Moraine Park with Longs Peak in the back
Shortly after 5 PM, we reached Glacier Basin, our campground for the next two nights. We surely made the most of the day and were quite exhausted once we set up camp. We decided to make a quick supply run at the nearby Estes Park, before making dinner and ending the night under a sky full of stars in the Rocky Mountains.
An Adventure on Horseback...
To end our time in the parks with an epic adventure, we got up early the next morning and headed to Estes Park to saddle up on horses and ride up into the mountains. Neither of us has much riding experience, but we decided to take the four hour trip for an unforgettable experience. We arrived for our trip at 7:45 AM, where we learned that we'd be the only two people taking this tour. This turned out to be such a great thing for us, as we really got to talk and learn more about the park from our awesome wrangler (tour guide). In total, we climbed approximately 2,000 ft (610 m) by horse to the top of Rams Horn Mountain, which gave us impeccable views of the Continental Divide, Estes Park Valley, and the Park. We couldn't have asked for a better last adventure!
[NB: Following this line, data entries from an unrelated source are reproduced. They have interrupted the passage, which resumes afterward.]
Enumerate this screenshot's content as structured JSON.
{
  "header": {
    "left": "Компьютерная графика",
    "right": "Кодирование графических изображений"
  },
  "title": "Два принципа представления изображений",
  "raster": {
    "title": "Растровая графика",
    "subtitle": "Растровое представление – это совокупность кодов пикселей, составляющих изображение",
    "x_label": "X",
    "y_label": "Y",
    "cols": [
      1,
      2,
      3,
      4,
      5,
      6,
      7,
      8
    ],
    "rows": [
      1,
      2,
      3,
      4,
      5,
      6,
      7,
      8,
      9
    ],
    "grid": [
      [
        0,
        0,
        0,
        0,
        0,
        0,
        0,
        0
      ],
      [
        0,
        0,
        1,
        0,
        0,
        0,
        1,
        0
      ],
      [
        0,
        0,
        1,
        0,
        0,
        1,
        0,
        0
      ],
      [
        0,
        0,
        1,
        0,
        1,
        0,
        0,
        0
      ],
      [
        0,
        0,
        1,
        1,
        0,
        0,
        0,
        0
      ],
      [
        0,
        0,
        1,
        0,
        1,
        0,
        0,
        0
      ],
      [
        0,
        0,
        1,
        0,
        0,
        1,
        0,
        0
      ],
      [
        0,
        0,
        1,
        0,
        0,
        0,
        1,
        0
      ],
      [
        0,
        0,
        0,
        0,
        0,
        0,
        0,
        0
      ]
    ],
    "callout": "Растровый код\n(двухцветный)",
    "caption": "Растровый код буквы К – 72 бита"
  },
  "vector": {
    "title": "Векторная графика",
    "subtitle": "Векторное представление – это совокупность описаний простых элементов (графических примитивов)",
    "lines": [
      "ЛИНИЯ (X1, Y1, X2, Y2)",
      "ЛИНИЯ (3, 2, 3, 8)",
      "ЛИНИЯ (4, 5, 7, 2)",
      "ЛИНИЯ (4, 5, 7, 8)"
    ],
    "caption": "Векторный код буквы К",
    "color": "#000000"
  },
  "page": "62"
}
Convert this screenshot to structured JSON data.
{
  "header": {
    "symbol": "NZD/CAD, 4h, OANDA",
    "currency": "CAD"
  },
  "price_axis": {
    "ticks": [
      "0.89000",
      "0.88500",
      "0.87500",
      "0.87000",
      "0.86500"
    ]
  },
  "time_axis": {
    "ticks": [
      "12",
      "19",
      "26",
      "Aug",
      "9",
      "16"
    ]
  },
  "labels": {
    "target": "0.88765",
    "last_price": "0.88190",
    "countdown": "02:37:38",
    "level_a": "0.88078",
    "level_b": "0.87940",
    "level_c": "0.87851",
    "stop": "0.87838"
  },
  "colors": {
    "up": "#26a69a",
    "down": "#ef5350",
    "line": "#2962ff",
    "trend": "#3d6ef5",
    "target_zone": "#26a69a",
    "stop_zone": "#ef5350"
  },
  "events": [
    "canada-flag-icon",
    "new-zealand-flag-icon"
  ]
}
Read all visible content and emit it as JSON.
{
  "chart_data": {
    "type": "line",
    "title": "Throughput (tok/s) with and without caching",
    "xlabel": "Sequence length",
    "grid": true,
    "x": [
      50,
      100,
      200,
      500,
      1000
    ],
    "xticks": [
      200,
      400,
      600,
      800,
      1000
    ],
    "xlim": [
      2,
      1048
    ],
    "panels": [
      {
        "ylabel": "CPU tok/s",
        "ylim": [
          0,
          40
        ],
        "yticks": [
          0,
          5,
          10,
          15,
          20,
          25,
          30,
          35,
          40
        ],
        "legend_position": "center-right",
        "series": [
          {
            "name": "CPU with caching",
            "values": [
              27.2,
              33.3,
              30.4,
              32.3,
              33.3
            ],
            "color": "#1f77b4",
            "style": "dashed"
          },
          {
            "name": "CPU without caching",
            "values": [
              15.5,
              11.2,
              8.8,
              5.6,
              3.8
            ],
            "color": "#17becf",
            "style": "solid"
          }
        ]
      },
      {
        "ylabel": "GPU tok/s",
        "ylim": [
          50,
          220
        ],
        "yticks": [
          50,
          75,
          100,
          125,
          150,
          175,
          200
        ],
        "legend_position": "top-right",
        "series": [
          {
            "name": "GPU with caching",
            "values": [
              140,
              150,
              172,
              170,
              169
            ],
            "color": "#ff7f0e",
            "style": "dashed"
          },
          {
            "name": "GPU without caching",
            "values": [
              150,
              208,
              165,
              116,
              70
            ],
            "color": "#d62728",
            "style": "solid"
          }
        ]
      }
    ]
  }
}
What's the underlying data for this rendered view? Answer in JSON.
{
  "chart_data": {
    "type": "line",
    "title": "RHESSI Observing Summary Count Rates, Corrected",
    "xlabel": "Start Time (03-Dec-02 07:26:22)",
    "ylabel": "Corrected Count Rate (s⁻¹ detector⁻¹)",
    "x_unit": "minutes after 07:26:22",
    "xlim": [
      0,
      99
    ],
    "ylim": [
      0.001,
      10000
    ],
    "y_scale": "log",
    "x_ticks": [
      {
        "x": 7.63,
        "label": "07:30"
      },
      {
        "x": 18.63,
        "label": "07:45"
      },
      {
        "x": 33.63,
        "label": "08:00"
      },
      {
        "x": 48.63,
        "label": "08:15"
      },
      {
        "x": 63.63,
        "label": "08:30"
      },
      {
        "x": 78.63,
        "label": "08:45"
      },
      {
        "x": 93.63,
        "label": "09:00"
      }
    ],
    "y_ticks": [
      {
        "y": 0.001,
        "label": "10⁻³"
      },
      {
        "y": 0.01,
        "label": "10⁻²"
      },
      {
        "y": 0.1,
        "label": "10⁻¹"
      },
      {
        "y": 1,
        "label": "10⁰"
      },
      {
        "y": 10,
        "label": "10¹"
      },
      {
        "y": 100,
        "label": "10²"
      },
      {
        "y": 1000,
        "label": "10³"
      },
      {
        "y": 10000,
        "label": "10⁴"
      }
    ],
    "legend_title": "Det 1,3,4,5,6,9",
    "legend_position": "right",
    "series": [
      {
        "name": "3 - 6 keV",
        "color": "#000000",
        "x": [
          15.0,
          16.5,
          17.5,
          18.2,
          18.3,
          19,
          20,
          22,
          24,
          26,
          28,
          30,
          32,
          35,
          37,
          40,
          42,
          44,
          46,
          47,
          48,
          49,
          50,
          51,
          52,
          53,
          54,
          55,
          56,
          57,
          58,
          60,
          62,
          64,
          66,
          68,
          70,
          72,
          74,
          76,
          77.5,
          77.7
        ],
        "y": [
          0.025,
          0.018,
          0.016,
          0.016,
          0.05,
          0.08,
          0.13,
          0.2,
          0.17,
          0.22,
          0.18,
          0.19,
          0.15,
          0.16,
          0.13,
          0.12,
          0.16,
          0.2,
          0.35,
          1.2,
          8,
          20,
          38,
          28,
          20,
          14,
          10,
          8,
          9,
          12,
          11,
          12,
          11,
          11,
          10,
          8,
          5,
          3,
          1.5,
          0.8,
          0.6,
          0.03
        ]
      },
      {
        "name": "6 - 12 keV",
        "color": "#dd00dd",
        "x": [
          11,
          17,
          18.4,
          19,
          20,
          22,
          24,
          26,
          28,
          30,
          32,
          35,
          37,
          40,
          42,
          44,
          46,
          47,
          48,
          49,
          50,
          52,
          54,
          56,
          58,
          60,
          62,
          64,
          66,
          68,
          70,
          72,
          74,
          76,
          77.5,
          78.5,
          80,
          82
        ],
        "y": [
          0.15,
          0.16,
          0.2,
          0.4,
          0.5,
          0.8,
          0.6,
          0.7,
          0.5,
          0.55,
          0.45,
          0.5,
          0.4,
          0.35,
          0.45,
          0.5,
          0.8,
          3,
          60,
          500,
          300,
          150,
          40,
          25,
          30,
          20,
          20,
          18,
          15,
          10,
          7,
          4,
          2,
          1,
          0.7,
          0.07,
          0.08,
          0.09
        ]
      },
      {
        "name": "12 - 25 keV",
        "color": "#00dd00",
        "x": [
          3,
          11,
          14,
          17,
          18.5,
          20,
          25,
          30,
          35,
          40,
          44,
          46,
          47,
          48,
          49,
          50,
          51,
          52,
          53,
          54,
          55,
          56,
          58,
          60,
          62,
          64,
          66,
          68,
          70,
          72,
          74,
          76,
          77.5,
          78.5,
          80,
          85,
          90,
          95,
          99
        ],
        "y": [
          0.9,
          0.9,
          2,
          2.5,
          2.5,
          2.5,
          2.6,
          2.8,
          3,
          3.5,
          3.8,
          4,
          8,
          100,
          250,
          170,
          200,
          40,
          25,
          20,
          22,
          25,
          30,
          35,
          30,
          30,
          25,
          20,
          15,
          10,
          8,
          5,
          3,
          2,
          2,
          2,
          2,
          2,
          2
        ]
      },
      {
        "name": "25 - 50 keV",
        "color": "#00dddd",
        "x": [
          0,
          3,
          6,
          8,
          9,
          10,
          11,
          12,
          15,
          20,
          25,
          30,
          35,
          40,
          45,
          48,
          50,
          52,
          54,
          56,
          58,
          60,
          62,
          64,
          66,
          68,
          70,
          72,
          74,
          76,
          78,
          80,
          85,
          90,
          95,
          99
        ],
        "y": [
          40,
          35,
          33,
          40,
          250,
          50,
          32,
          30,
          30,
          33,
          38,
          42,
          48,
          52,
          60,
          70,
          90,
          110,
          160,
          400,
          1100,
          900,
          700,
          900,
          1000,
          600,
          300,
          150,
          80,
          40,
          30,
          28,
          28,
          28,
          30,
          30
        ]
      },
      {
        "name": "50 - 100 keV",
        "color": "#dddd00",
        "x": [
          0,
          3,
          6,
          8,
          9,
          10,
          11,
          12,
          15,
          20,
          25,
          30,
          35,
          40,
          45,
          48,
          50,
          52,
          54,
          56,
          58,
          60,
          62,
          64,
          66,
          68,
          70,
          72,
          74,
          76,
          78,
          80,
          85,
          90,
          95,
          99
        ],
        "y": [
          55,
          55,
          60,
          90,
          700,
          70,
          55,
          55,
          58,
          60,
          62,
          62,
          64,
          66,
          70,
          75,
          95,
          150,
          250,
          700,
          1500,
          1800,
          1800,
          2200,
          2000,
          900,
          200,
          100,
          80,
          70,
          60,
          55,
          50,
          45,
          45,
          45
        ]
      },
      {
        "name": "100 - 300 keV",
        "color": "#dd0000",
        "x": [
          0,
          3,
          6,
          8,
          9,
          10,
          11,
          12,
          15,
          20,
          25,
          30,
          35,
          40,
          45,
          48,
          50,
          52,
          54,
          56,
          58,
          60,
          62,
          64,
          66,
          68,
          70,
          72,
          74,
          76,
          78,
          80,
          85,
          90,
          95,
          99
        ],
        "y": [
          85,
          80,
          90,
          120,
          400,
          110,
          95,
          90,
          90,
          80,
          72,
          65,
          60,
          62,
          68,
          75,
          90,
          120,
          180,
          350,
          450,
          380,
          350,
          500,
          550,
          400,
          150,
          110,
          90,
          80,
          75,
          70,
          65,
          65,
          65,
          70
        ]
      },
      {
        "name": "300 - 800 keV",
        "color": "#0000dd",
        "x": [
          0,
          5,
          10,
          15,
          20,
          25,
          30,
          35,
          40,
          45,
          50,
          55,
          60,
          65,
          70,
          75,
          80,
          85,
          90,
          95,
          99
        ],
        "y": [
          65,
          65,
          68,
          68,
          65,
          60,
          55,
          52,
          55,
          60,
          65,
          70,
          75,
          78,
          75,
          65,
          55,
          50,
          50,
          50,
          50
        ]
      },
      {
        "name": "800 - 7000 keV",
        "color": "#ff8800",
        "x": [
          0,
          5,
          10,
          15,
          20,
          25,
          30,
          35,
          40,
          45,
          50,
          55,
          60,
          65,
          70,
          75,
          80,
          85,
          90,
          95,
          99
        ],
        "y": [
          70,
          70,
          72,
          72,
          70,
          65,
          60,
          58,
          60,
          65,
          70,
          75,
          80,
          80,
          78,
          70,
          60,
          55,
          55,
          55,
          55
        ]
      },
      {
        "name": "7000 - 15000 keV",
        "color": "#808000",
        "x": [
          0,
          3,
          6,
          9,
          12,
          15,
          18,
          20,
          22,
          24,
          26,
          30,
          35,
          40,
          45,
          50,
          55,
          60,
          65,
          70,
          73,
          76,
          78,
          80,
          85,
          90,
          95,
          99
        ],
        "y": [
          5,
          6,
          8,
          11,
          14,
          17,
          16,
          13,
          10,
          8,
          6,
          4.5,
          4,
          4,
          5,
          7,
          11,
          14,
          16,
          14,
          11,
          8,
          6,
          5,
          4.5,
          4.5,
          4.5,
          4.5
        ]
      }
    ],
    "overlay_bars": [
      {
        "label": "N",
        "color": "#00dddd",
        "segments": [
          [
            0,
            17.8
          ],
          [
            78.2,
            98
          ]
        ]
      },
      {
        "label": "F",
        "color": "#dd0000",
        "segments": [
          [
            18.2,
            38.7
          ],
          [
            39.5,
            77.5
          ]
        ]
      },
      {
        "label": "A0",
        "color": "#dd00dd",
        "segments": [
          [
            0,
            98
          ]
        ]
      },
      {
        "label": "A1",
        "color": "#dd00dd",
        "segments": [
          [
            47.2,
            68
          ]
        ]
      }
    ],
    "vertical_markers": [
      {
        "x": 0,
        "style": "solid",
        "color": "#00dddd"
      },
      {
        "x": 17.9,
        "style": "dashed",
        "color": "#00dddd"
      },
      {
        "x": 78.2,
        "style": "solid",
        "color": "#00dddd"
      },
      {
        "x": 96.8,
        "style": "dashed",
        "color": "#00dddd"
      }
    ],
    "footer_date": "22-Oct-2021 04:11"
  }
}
Riding through the Rockies
Estes Park ...
Once back at the corral, our first priority was to grab lunch in Estes Park and also take showers since we were in desperate need of them (it had been about 6 days since our last one). Fed and clean, we headed to the shops in downtown Estes Park for some souvenirs. Gifts in hand, we made our way back to our campsite to start up dinner. Thanks to Mother Nature, we received one last gift of pouring rain just as we began to cook. Although it was not ideal, it made for a peaceful night's sleep as the sound of the rain against the tent put us right to sleep.
A Final Send Off...
On the day of departure, we awoke to blue skies and sunshine. We fired up the stove to cook our final camping breakfast of eggs wraps with peppers and avocado. While Janek watched over the eggs and peppers, Amanda was to cut the avocado, but instead, Amanda went and cut her finger open with the knife. Thankfully, Janek was there to continuously emphasize keeping the pressure on it until it stopped bleeding, and also bandage the cut up afterward. Other than this incident, we are happy to report that there were no major injuries throughout the course of our trip. Also, since the avocado lay untouched, we were still able to enjoy our breakfast after the whole situation was settled. After we ate and the car was packed up, we said our goodbyes to this beautiful place.
The sadness has begun to sink in that we will soon be back to reality. After a night in Kansas, we will make a stop in St. Louis, Missouri to have lunch with Amanda's best friend and roommate from AIC, then continue on to Findlay, Ohio. There, we will spend two days with the Richter family, Janek's host family during his high school exchange year in America.